Tikkun olam is a tool to combat antisemitism

February 12, 2024, was my first day as CEO of Nechama- Jewish Disaster Relief. An attorney by training, I worked in the Jewish nonprofit sector for nearly 25 years before taking this role. I was drawn to Nechama’s work because of its values — primarily how tikkun olam (repairing the world) is the foundational principle for all the work we do. 

Nechama is a natural disaster relief organization, bringing nechama (comfort) to those affected by hurricanes, tornadoes, flooding and other extreme weather events. For myself as CEO and for thousands of others as volunteers, Nechama provides the opportunity to engage in literal tikkun olam as we help rebuild communities significantly impacted by these disasters.

To the bystander, our work is not exclusively Jewish, and we often get asked, “Why Nechama? Aren’t there already many other disaster relief organizations, most with much larger operations?” The answer to this question is extremely important.

Nechama’s goal is not to mimic our peers. One disaster relief agency, for example, has four 757 cargo aircraft that it can deploy at a moment’s notice. Another has a mobile housing unit that can comfortably fit 28 professional responders. Nechama will never operate like that. We are small but nimble, with an excellent reputation for marshaling motivated volunteers, providing strong leadership and quality tools, and being able to provide effective relief beyond our size. We also have a scalable model that allows us to quickly expand our capacity as needed in response to a huge weather event.  

What defines Nechama is not our size, but being the only national Jewish organization in the United States dedicated to natural disaster response. 

We don’t take that role lightly. We know that Jewish Americans are facing a precipitous rise in antisemitism. In 2023, American Jews witnessed more than double the amount of antisemetic incidents reported in 2022, according to the ADL; and there has been a 337% increase in such incidents compared to the previous year just since Oct. 7.  

Nechama’s core work is often centered in communities with little to no Jewish presence. While we are delighted to serve Jews in communities decimated by disasters, our focus is on the individuals with the greatest needs, regardless of their background. Historically, over 90% of our clients are not Jewish. Our motto is: “We do this restorative work not because you are Jewish but because we are.” 

During our recent deployment to Hodenville and Bartlesville, Okla., in early May, we helped with debris and brush removal in towns hammered by strong tornados. One client told a Nechama volunteer that they had never knowingly had a conversation with a Jewish person before. Our volunteers, who drove up to two-and-a-half hours each way from Tulsa and Oklahoma City, were delighted to help out their non-Jewish neighbors at this time of great need.

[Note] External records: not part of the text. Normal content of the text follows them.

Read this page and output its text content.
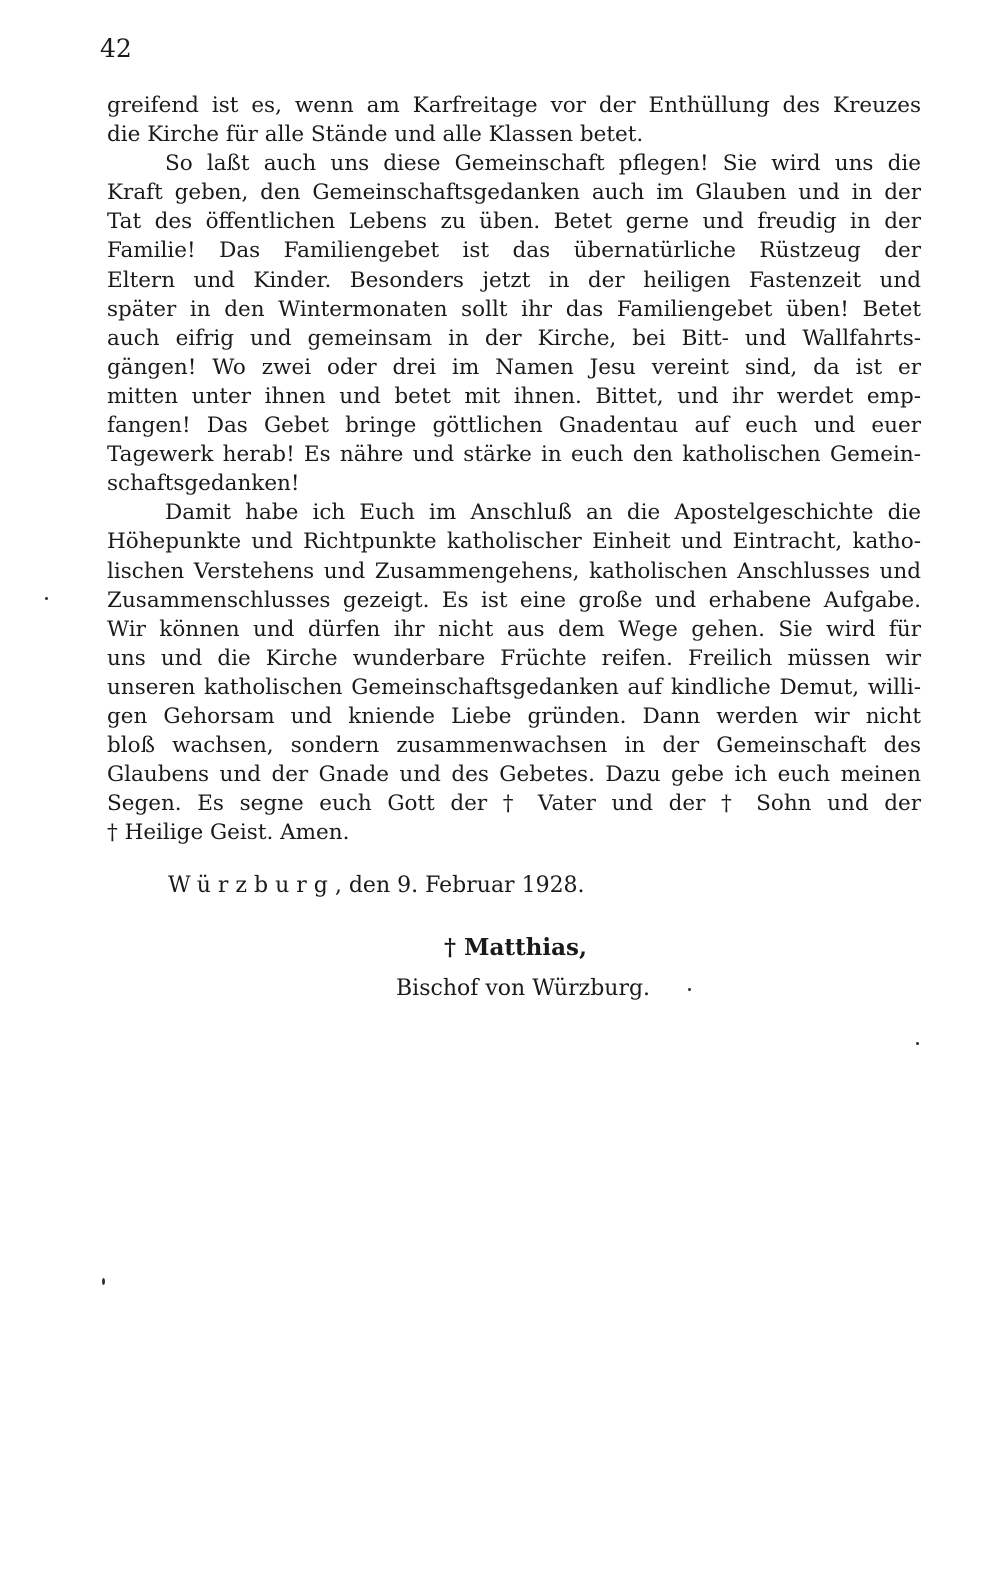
42
greifend ist es, wenn am Karfreitage vor der Enthüllung des Kreuzes
die Kirche für alle Stände und alle Klassen betet.
So laßt auch uns diese Gemeinschaft pflegen! Sie wird uns die
Kraft geben, den Gemeinschaftsgedanken auch im Glauben und in der
Tat des öffentlichen Lebens zu üben. Betet gerne und freudig in der
Familie! Das Familiengebet ist das übernatürliche Rüstzeug der
Eltern und Kinder. Besonders jetzt in der heiligen Fastenzeit und
später in den Wintermonaten sollt ihr das Familiengebet üben! Betet
auch eifrig und gemeinsam in der Kirche, bei Bitt- und Wallfahrts-
gängen! Wo zwei oder drei im Namen Jesu vereint sind, da ist er
mitten unter ihnen und betet mit ihnen. Bittet, und ihr werdet emp-
fangen! Das Gebet bringe göttlichen Gnadentau auf euch und euer
Tagewerk herab! Es nähre und stärke in euch den katholischen Gemein-
schaftsgedanken!
Damit habe ich Euch im Anschluß an die Apostelgeschichte die
Höhepunkte und Richtpunkte katholischer Einheit und Eintracht, katho-
lischen Verstehens und Zusammengehens, katholischen Anschlusses und
Zusammenschlusses gezeigt. Es ist eine große und erhabene Aufgabe.
Wir können und dürfen ihr nicht aus dem Wege gehen. Sie wird für
uns und die Kirche wunderbare Früchte reifen. Freilich müssen wir
unseren katholischen Gemeinschaftsgedanken auf kindliche Demut, willi-
gen Gehorsam und kniende Liebe gründen. Dann werden wir nicht
bloß wachsen, sondern zusammenwachsen in der Gemeinschaft des
Glaubens und der Gnade und des Gebetes. Dazu gebe ich euch meinen
Segen. Es segne euch Gott der † Vater und der † Sohn und der
† Heilige Geist. Amen.
Würzburg, den 9. Februar 1928.
† Matthias,
Bischof von Würzburg.
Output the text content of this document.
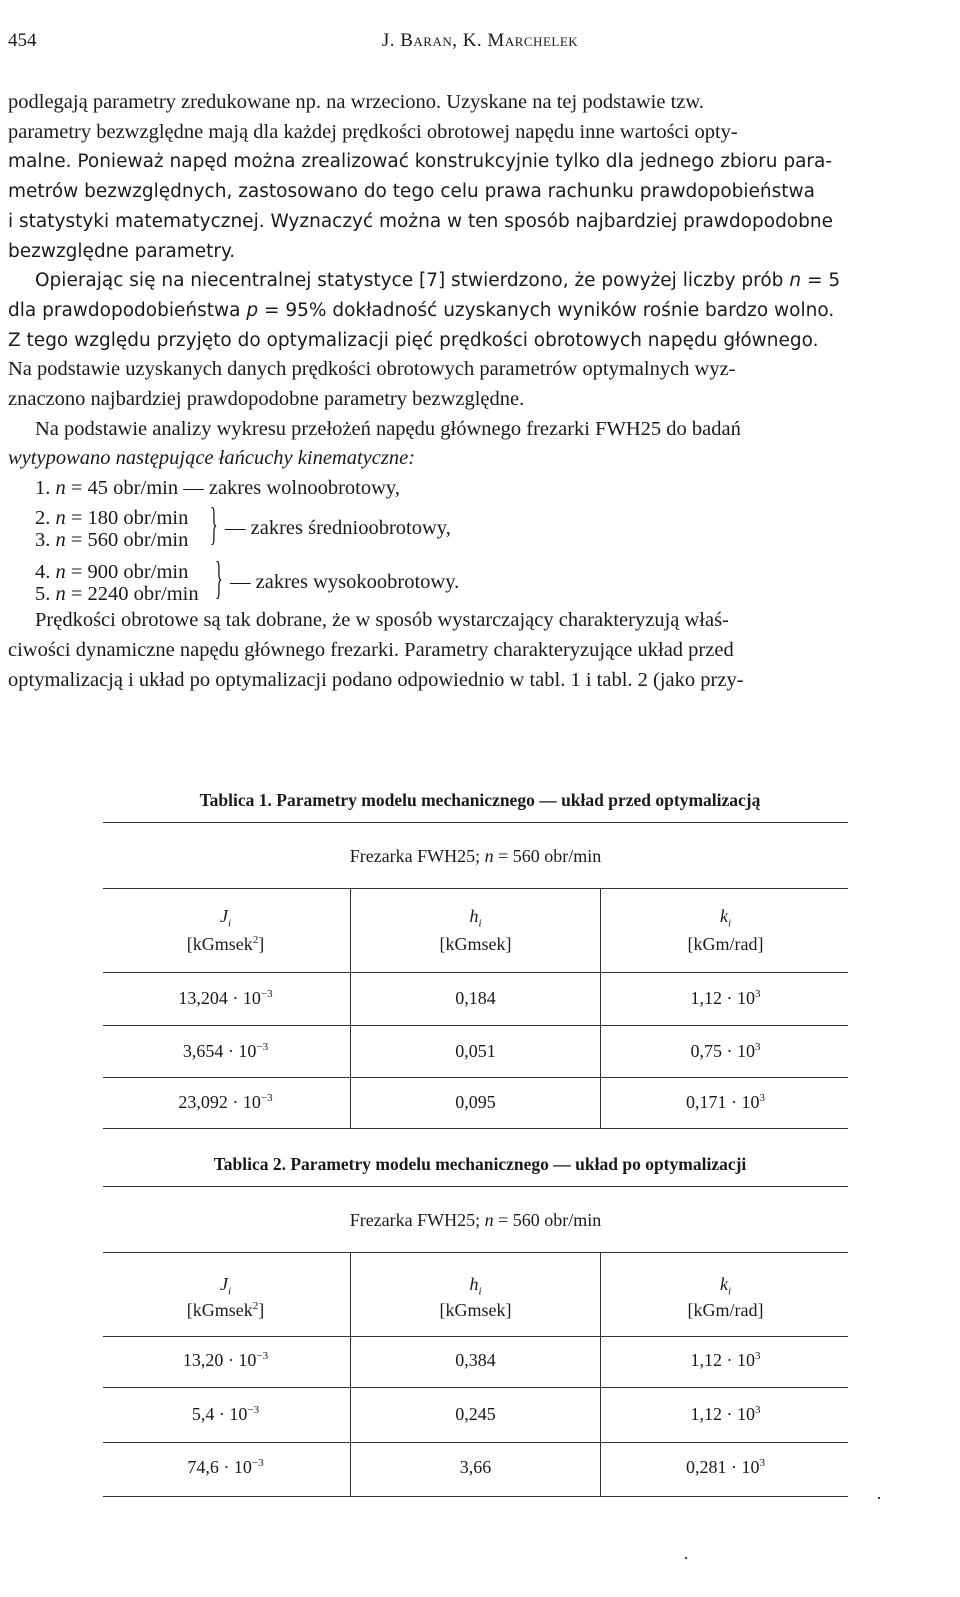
454	J. Baran, K. Marchelek

podlegają parametry zredukowane np. na wrzeciono. Uzyskane na tej podstawie tzw.
parametry bezwzględne mają dla każdej prędkości obrotowej napędu inne wartości opty-
malne. Ponieważ napęd można zrealizować konstrukcyjnie tylko dla jednego zbioru para-
metrów bezwzględnych, zastosowano do tego celu prawa rachunku prawdopobieństwa
i statystyki matematycznej. Wyznaczyć można w ten sposób najbardziej prawdopodobne
bezwzględne parametry.

Opierając się na niecentralnej statystyce [7] stwierdzono, że powyżej liczby prób n = 5
dla prawdopodobieństwa p = 95% dokładność uzyskanych wyników rośnie bardzo wolno.
Z tego względu przyjęto do optymalizacji pięć prędkości obrotowych napędu głównego.

Na podstawie uzyskanych danych prędkości obrotowych parametrów optymalnych wyz-
znaczono najbardziej prawdopodobne parametry bezwzględne.

Na podstawie analizy wykresu przełożeń napędu głównego frezarki FWH25 do badań
wytypowano następujące łańcuchy kinematyczne:

1. n = 45 obr/min — zakres wolnoobrotowy,
2. n = 180 obr/min
3. n = 560 obr/min } — zakres średnioobrotowy,
4. n = 900 obr/min
5. n = 2240 obr/min } — zakres wysokoobrotowy.

Prędkości obrotowe są tak dobrane, że w sposób wystarczający charakteryzują właś-
ciwości dynamiczne napędu głównego frezarki. Parametry charakteryzujące układ przed
optymalizacją i układ po optymalizacji podano odpowiednio w tabl. 1 i tabl. 2 (jako przy-

Tablica 1. Parametry modelu mechanicznego — układ przed optymalizacją
Frezarka FWH25; n = 560 obr/min
$J_i$	$h_i$	$k_i$
[kGmsek$^2$]	[kGmsek]	[kGm/rad]
$13,204 \cdot 10^{-3}$	0,184	$1,12 \cdot 10^3$
$3,654 \cdot 10^{-3}$	0,051	$0,75 \cdot 10^3$
$23,092 \cdot 10^{-3}$	0,095	$0,171 \cdot 10^3$
Tablica 2. Parametry modelu mechanicznego — układ po optymalizacji
Frezarka FWH25; n = 560 obr/min
$J_i$	$h_i$	$k_i$
[kGmsek$^2$]	[kGmsek]	[kGm/rad]
$13,20 \cdot 10^{-3}$	0,384	$1,12 \cdot 10^3$
$5,4 \cdot 10^{-3}$	0,245	$1,12 \cdot 10^3$
$74,6 \cdot 10^{-3}$	3,66	$0,281 \cdot 10^3$
·
·
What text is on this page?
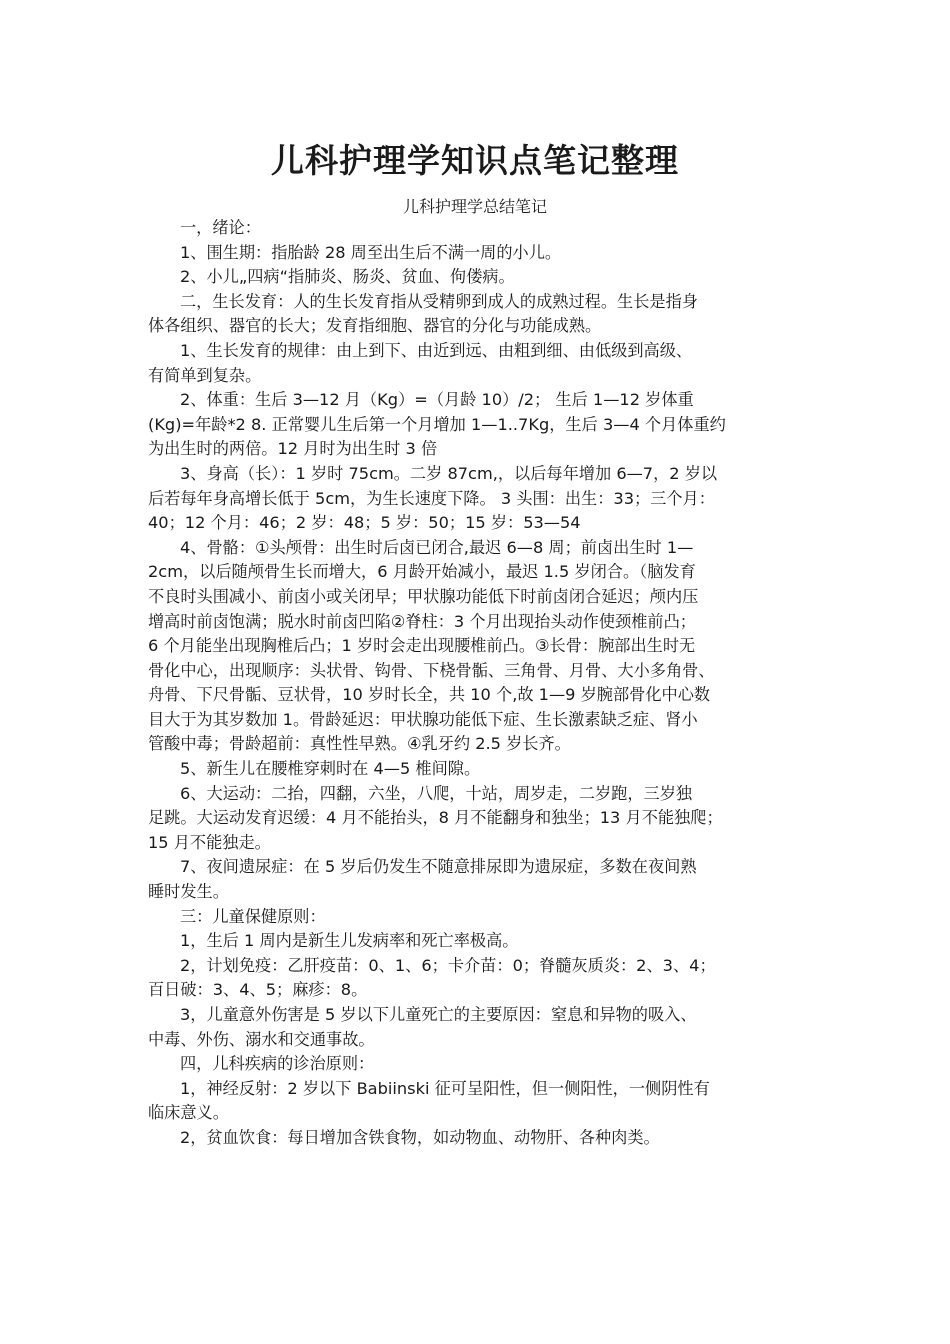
儿科护理学知识点笔记整理
儿科护理学总结笔记

一，绪论：

1、围生期：指胎龄 28 周至出生后不满一周的小儿。

2、小儿„四病“指肺炎、肠炎、贫血、佝偻病。

二，生长发育：人的生长发育指从受精卵到成人的成熟过程。生长是指身

体各组织、器官的长大；发育指细胞、器官的分化与功能成熟。

1、生长发育的规律：由上到下、由近到远、由粗到细、由低级到高级、

有简单到复杂。

2、体重：生后 3—12 月（Kg）=（月龄 10）/2； 生后 1—12 岁体重

(Kg)=年龄*2 8. 正常婴儿生后第一个月增加 1—1..7Kg，生后 3—4 个月体重约

为出生时的两倍。12 月时为出生时 3 倍

3、身高（长）：1 岁时 75cm。二岁 87cm,，以后每年增加 6—7，2 岁以

后若每年身高增长低于 5cm，为生长速度下降。 3 头围：出生：33；三个月：

40；12 个月：46；2 岁：48；5 岁：50；15 岁：53—54

4、骨骼：①头颅骨：出生时后卤已闭合,最迟 6—8 周；前卤出生时 1—

2cm，以后随颅骨生长而增大，6 月龄开始减小，最迟 1.5 岁闭合。（脑发育

不良时头围减小、前卤小或关闭早；甲状腺功能低下时前卤闭合延迟；颅内压

增高时前卤饱满；脱水时前卤凹陷②脊柱：3 个月出现抬头动作使颈椎前凸；

6 个月能坐出现胸椎后凸；1 岁时会走出现腰椎前凸。③长骨：腕部出生时无

骨化中心，出现顺序：头状骨、钩骨、下桡骨骺、三角骨、月骨、大小多角骨、

舟骨、下尺骨骺、豆状骨，10 岁时长全，共 10 个,故 1—9 岁腕部骨化中心数

目大于为其岁数加 1。骨龄延迟：甲状腺功能低下症、生长激素缺乏症、肾小

管酸中毒；骨龄超前：真性性早熟。④乳牙约 2.5 岁长齐。

5、新生儿在腰椎穿刺时在 4—5 椎间隙。

6、大运动：二抬，四翻，六坐，八爬，十站，周岁走，二岁跑，三岁独

足跳。大运动发育迟缓：4 月不能抬头，8 月不能翻身和独坐；13 月不能独爬；

15 月不能独走。

7、夜间遗尿症：在 5 岁后仍发生不随意排尿即为遗尿症，多数在夜间熟

睡时发生。

三：儿童保健原则：

1，生后 1 周内是新生儿发病率和死亡率极高。

2，计划免疫：乙肝疫苗：0、1、6；卡介苗：0；脊髓灰质炎：2、3、4；

百日破：3、4、5；麻疹：8。

3，儿童意外伤害是 5 岁以下儿童死亡的主要原因：窒息和异物的吸入、

中毒、外伤、溺水和交通事故。

四，儿科疾病的诊治原则：

1，神经反射：2 岁以下 Babiinski 征可呈阳性，但一侧阳性，一侧阴性有

临床意义。

2，贫血饮食：每日增加含铁食物，如动物血、动物肝、各种肉类。
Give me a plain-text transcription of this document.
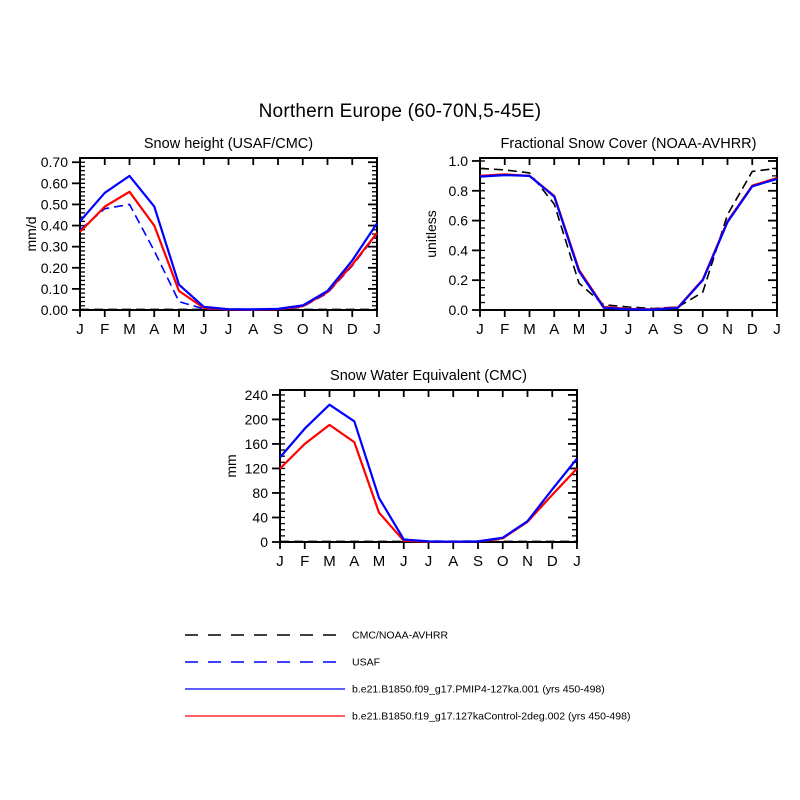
Northern Europe (60-70N,5-45E)
0.00
0.10
0.20
0.30
0.40
0.50
0.60
0.70
J F M A M J J A S O N D J
Snow height (USAF/CMC)
mm/d
0.0
0.2
0.4
0.6
0.8
1.0
J F M A M J J A S O N D J
Fractional Snow Cover (NOAA-AVHRR)
unitless
0
40
80
120
160
200
240
J F M A M J J A S O N D J
Snow Water Equivalent (CMC)
mm
CMC/NOAA-AVHRR
USAF
b.e21.B1850.f09_g17.PMIP4-127ka.001 (yrs 450-498)
b.e21.B1850.f19_g17.127kaControl-2deg.002 (yrs 450-498)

Our response to the original question of “Why Nechama?” is that we are not simply a disaster aid and recovery organization. By showing up and caring for all communities, regardless of faith affiliation (or lack thereof), we demonstrate to other Americans the value of the Jewish people in society. Jews support their neighbors and are there for them when they need help the most. Although our deployments rarely make headlines, we know that those we serve have lasting positive impressions of the Jewish community.

The fight against antisemitism requires a multi-pronged approach including education, activism and legal battles. But we must not forget that promoting tikkun olam, a value we hold dear, is also a key tool in combating antisemitism. For Nechama, we choose to embody that value with disaster relief work, but there are numerous other service options community members can choose from as well.

Jewish presence in moments of need is guaranteed to have positive ripple effects on society, particularly when that need is not exclusively Jewish. I strongly encourage everyone to invest more time in providing direct services to their neighbors. Your time is needed now more than ever to engage in tikkun olam and help strengthen relationships with our fellow citizens at this perilous point in our history.

Stephan Kline is CEO of Nechama – Jewish Response to Disaster.